Height RMSE split by has_attached_neighbour. Buildings that share a wall with a neighbour can have their roof surfaces mis-attributed during geometry-based surface assignment, inflating height errors.

Note

This section only appears when has_attached_neighbour is present in building_validation.csv. Run flag_attached_buildings.py before the validation notebook to populate this column.
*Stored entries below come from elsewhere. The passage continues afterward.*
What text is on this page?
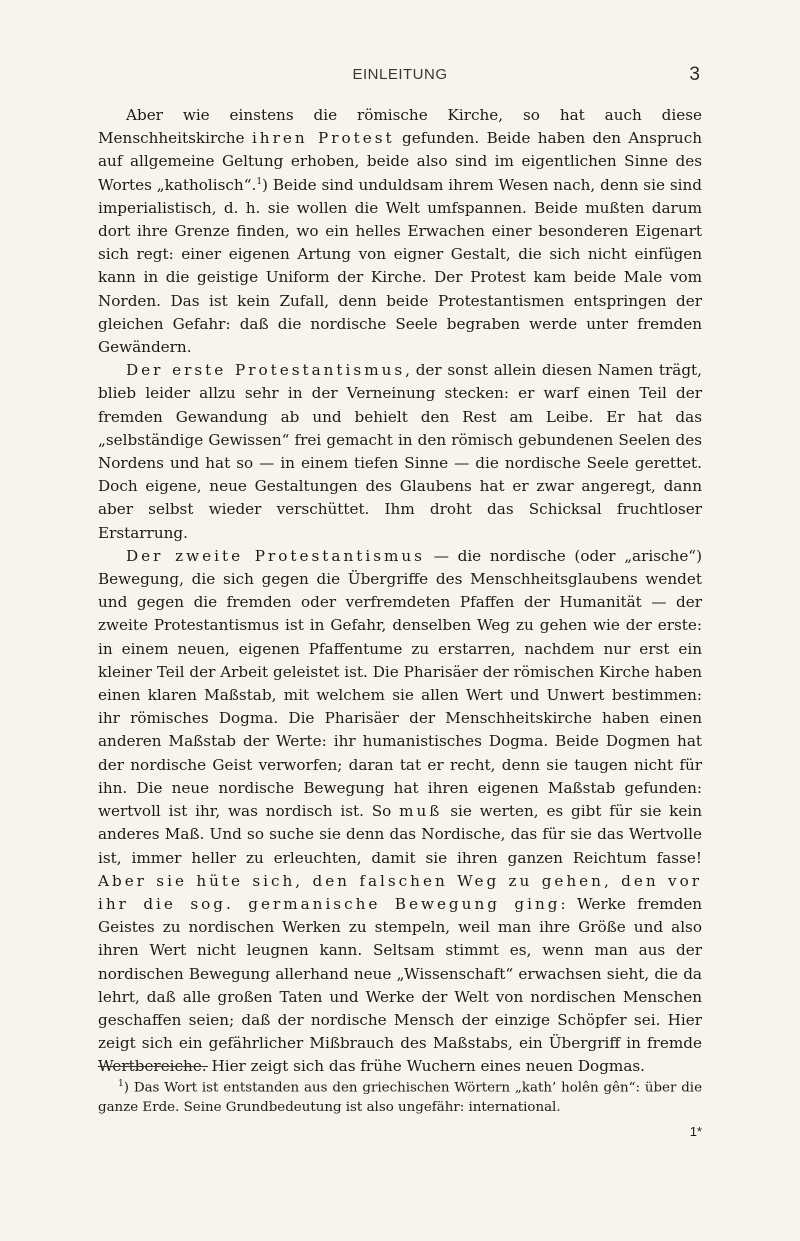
EINLEITUNG	3

Aber wie einstens die römische Kirche, so hat auch diese Menschheitskirche ihren Protest gefunden. Beide haben den Anspruch auf allgemeine Geltung erhoben, beide also sind im eigentlichen Sinne des Wortes „katholisch“.$^1$) Beide sind unduldsam ihrem Wesen nach, denn sie sind imperialistisch, d. h. sie wollen die Welt umfspannen. Beide mußten darum dort ihre Grenze finden, wo ein helles Erwachen einer besonderen Eigenart sich regt: einer eigenen Artung von eigner Gestalt, die sich nicht einfügen kann in die geistige Uniform der Kirche. Der Protest kam beide Male vom Norden. Das ist kein Zufall, denn beide Protestantismen entspringen der gleichen Gefahr: daß die nordische Seele begraben werde unter fremden Gewändern.

Der erste Protestantismus, der sonst allein diesen Namen trägt, blieb leider allzu sehr in der Verneinung stecken: er warf einen Teil der fremden Gewandung ab und behielt den Rest am Leibe. Er hat das „selbständige Gewissen“ frei gemacht in den römisch gebundenen Seelen des Nordens und hat so — in einem tiefen Sinne — die nordische Seele gerettet. Doch eigene, neue Gestaltungen des Glaubens hat er zwar angeregt, dann aber selbst wieder verschüttet. Ihm droht das Schicksal fruchtloser Erstarrung.

Der zweite Protestantismus — die nordische (oder „arische“) Bewegung, die sich gegen die Übergriffe des Menschheitsglaubens wendet und gegen die fremden oder verfremdeten Pfaffen der Humanität — der zweite Protestantismus ist in Gefahr, denselben Weg zu gehen wie der erste: in einem neuen, eigenen Pfaffentume zu erstarren, nachdem nur erst ein kleiner Teil der Arbeit geleistet ist. Die Pharisäer der römischen Kirche haben einen klaren Maßstab, mit welchem sie allen Wert und Unwert bestimmen: ihr römisches Dogma. Die Pharisäer der Menschheitskirche haben einen anderen Maßstab der Werte: ihr humanistisches Dogma. Beide Dogmen hat der nordische Geist verworfen; daran tat er recht, denn sie taugen nicht für ihn. Die neue nordische Bewegung hat ihren eigenen Maßstab gefunden: wertvoll ist ihr, was nordisch ist. So muß sie werten, es gibt für sie kein anderes Maß. Und so suche sie denn das Nordische, das für sie das Wertvolle ist, immer heller zu erleuchten, damit sie ihren ganzen Reichtum fasse! Aber sie hüte sich, den falschen Weg zu gehen, den vor ihr die sog. germanische Bewegung ging: Werke fremden Geistes zu nordischen Werken zu stempeln, weil man ihre Größe und also ihren Wert nicht leugnen kann. Seltsam stimmt es, wenn man aus der nordischen Bewegung allerhand neue „Wissenschaft“ erwachsen sieht, die da lehrt, daß alle großen Taten und Werke der Welt von nordischen Menschen geschaffen seien; daß der nordische Mensch der einzige Schöpfer sei. Hier zeigt sich ein gefährlicher Mißbrauch des Maßstabs, ein Übergriff in fremde Wertbereiche. Hier zeigt sich das frühe Wuchern eines neuen Dogmas.

$^1$) Das Wort ist entstanden aus den griechischen Wörtern „kath’ holên gên“: über die ganze Erde. Seine Grundbedeutung ist also ungefähr: international.
1*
Example: Full Three-Dataset Run¶

cd city2tabula

python validation/generate_report.py \
  --dataset "Freiburg (DE):validation/outputs/Germany/c2t_freiburg" \
  --dataset "Vienna (AT):validation/outputs/Austria/c2t_vienna_130k" \
  --dataset "Deggendorf (DE):validation/outputs/Germany/c2t_deggendorf" \
  --output validation/outputs/combined_report.md

# Report written to: validation/outputs/combined_report.md

Open combined_report.md — all four tables are ready to copy into the paper. The Key Takeaways prose sentences can be used directly in the Discussion section.

What the Script Does Not Do¶

It does not re-run validation — it reads existing CSV outputs only.
It does not generate plots — the individual per-dataset plots are already in each plots/ subfolder.
It does not modify any source data or database.